Entonces veo que se levantan, y uno a uno van saltando al cajón de los cuentos. Les pido por favor que no se vayan, no me dejéis sola, pero ya es tarde, es la 1 y alguno dice que me acueste, que mañana tengo que madrugar y hacer muchas cosas, que no pierda el tiempo escribiendo si lo puedo invertir en dormir. Sí, me dejan sola, para que sepa cómo se sienten ellos. Pero ellos, desde su egoísmo, no saben ponerse en mi lugar. Quiero darles una vida, pero lo intento y no me sale. Lo único que se me ocurre ahora mismo es escribirles una nota (de disculpa, de esperanza, de indefensión) y volverme personaje para poder, por lo menos, dormir con ellos:

“Queridos personajes:
Con la mayor sinceridad de la que soy capaz, sólo puedo unirme a vosotros y decirlo: yo también me echo de menos. Irene.”

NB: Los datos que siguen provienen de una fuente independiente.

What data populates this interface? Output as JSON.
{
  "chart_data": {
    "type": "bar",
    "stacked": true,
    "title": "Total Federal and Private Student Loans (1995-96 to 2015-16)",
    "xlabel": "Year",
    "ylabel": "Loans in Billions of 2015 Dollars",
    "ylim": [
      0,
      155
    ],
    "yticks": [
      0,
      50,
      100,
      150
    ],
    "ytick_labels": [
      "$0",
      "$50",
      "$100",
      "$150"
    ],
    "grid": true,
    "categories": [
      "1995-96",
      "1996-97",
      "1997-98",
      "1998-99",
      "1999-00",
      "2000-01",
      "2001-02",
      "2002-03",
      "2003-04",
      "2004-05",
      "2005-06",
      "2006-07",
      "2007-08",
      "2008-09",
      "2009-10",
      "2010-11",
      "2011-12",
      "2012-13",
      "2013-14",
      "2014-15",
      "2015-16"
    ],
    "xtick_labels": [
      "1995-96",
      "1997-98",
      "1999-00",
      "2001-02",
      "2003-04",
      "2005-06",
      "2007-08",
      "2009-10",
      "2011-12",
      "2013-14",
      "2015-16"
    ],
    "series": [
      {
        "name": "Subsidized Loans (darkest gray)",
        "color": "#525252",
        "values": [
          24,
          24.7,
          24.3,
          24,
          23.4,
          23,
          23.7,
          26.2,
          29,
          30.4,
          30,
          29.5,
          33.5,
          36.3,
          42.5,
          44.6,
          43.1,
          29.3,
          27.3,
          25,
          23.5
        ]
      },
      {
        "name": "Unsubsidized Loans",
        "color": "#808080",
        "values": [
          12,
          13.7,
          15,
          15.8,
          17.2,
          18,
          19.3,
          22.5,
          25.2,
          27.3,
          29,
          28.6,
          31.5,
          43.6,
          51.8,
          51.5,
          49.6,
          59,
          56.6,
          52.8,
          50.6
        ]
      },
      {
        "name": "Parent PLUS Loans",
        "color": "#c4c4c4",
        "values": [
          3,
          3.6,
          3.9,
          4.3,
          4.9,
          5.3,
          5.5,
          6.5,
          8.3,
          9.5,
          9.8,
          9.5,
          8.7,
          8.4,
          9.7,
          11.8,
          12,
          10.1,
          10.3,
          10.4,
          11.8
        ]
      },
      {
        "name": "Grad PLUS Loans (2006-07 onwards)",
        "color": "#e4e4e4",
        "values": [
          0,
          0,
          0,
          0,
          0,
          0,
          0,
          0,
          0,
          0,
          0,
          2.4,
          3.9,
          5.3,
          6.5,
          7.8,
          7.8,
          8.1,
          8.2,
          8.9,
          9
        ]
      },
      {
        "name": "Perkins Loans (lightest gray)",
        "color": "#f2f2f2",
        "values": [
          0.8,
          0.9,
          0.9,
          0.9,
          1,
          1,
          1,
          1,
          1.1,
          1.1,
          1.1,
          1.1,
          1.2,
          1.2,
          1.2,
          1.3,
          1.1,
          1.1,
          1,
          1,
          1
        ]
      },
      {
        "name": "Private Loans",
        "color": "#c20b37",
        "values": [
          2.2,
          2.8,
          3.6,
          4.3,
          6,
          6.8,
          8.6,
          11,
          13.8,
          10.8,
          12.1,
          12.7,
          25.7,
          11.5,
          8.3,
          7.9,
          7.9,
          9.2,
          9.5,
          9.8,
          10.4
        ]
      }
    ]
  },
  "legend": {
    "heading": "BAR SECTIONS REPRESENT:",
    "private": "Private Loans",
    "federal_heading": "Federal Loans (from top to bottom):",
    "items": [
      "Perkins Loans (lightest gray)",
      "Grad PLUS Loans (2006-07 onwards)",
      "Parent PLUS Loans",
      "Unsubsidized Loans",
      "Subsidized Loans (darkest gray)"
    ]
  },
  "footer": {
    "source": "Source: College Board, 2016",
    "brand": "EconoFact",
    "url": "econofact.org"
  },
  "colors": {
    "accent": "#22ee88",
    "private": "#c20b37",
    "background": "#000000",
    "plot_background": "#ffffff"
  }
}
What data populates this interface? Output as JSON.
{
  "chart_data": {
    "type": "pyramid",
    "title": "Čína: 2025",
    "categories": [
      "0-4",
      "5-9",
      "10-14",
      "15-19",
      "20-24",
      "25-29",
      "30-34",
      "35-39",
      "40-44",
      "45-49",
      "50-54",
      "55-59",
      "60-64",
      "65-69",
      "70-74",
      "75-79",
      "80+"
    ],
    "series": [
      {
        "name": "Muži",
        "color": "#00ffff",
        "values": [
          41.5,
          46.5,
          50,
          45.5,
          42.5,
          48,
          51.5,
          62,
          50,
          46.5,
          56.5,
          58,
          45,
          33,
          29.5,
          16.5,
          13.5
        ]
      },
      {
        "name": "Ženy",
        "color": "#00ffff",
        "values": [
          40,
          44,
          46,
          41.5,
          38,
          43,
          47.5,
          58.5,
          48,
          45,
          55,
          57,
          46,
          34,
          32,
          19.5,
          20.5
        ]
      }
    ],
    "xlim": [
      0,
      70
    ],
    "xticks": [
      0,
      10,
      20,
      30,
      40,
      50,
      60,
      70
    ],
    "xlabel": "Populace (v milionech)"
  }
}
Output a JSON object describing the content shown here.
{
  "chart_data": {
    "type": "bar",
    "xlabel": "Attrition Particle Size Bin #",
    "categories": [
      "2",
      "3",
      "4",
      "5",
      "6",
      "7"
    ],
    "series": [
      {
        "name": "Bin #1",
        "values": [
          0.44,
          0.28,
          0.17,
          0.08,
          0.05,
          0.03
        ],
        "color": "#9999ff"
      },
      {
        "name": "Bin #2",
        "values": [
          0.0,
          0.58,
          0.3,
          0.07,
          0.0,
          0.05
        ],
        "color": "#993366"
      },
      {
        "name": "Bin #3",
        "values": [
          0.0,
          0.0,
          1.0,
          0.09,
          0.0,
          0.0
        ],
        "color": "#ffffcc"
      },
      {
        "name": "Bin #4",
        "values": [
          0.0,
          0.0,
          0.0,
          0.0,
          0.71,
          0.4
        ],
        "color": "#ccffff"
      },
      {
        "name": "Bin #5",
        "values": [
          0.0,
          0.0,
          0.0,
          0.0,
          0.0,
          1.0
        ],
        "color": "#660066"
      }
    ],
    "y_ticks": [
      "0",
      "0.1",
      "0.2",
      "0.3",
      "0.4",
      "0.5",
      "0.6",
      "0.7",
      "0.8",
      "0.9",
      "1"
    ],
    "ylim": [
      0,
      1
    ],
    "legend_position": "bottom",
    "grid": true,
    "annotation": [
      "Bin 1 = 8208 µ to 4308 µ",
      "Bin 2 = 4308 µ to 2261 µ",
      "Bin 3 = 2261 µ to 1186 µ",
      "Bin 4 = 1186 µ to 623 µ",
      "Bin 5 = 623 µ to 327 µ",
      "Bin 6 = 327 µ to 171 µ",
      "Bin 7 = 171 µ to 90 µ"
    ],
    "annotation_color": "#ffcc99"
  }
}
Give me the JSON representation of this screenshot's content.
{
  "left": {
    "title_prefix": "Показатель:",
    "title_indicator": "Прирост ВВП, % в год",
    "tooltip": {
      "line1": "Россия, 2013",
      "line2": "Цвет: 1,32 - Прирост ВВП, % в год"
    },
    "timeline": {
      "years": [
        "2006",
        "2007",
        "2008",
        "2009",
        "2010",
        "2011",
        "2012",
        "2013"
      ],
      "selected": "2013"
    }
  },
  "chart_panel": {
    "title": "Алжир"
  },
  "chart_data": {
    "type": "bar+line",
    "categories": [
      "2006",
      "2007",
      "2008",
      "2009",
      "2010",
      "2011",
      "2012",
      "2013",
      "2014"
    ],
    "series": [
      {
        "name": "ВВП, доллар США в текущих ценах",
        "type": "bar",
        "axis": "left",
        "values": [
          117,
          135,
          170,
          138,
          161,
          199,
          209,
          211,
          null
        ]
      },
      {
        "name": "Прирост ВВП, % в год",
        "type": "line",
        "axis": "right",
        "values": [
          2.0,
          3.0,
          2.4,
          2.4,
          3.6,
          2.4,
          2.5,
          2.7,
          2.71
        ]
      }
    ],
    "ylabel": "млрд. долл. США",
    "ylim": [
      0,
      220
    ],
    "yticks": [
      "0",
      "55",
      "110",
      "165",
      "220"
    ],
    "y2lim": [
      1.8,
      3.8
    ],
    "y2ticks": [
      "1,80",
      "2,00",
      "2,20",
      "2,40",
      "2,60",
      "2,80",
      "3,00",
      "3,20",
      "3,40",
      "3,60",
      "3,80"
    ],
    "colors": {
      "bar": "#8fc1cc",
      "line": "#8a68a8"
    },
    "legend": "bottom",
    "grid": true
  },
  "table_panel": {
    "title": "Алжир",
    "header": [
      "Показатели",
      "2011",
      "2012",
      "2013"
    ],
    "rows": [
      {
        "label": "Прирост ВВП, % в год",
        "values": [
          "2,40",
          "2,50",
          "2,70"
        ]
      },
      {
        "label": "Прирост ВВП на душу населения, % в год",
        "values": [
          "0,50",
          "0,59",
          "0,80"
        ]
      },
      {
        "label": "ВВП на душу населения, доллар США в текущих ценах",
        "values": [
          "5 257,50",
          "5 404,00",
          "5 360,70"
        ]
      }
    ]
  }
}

martes, 22 de noviembre de 2011

Ireneotoño 2011


Ireneotoño se quitó su traje de hojas caídas. El destino o la casualidad han querido que el traje cayera sobre una mierda de perro, la cual la susodicha, sumida en su despiste, ha pisado de lleno. Lejos de sentir asco o maldecir, se ha dicho que aquello le traería suerte, y así ha sido.
El día amanecía nublado, después de una larguísima noche compartiendo cama, una vez más, con el insomnio. El partido de los malos había ganado las elecciones generales y el nuevo presidente y sus secuaces planeaban hacerse con el control del mundo. Pero lo peor de todo es que se le había vuelto a escapar aquella sombría idea, con la que por un momento se cuestionaba a sí misma, volviendo cada decisión frágil ante la duda de si estaría haciendo las cosas bien, o se estaba equivocando. Los trenes no jugaron esta vez a su favor, y fue perdiendo uno a uno alargando las incertidumbres durante un buen tramo de la mañana.
No tengo muy claro si fue gracias a la mierda pisada o por méritos propios, pero cuando Ireneotoño volvió a poner el pie en la calle el sol había salido. El autobús estaba esperándola en la parada y más tarde, a su llegada al andén, sólo faltaba un minuto para que el tren apareciese. En su primer día de trabajo le habían invitado a tarta de chocolate, y la clase de la universidad le había gustado. Su día había cambiado, fue ella quien lo había hecho, pisó una mierda y pensó en su buena suerte, arrastrando el tacón a la que sonreía. Cuando llegó a casa, canturreando su canción favorita, incluso había olvidado que el mapa político del país era ahora monocromo, estaba contenta, 1984 tendría que esperar. Se metió en la cama y se quedó dormida en cuestión de minutos, pero mientras su mente se desvanecía, cayó en la cuenta de que a veces, si caminas en círculos, terminas por conseguir un día redondo. Se arropó con el traje de hojas caídas. No había mierda, a veces sólo basta con pisarla para que desaparezca.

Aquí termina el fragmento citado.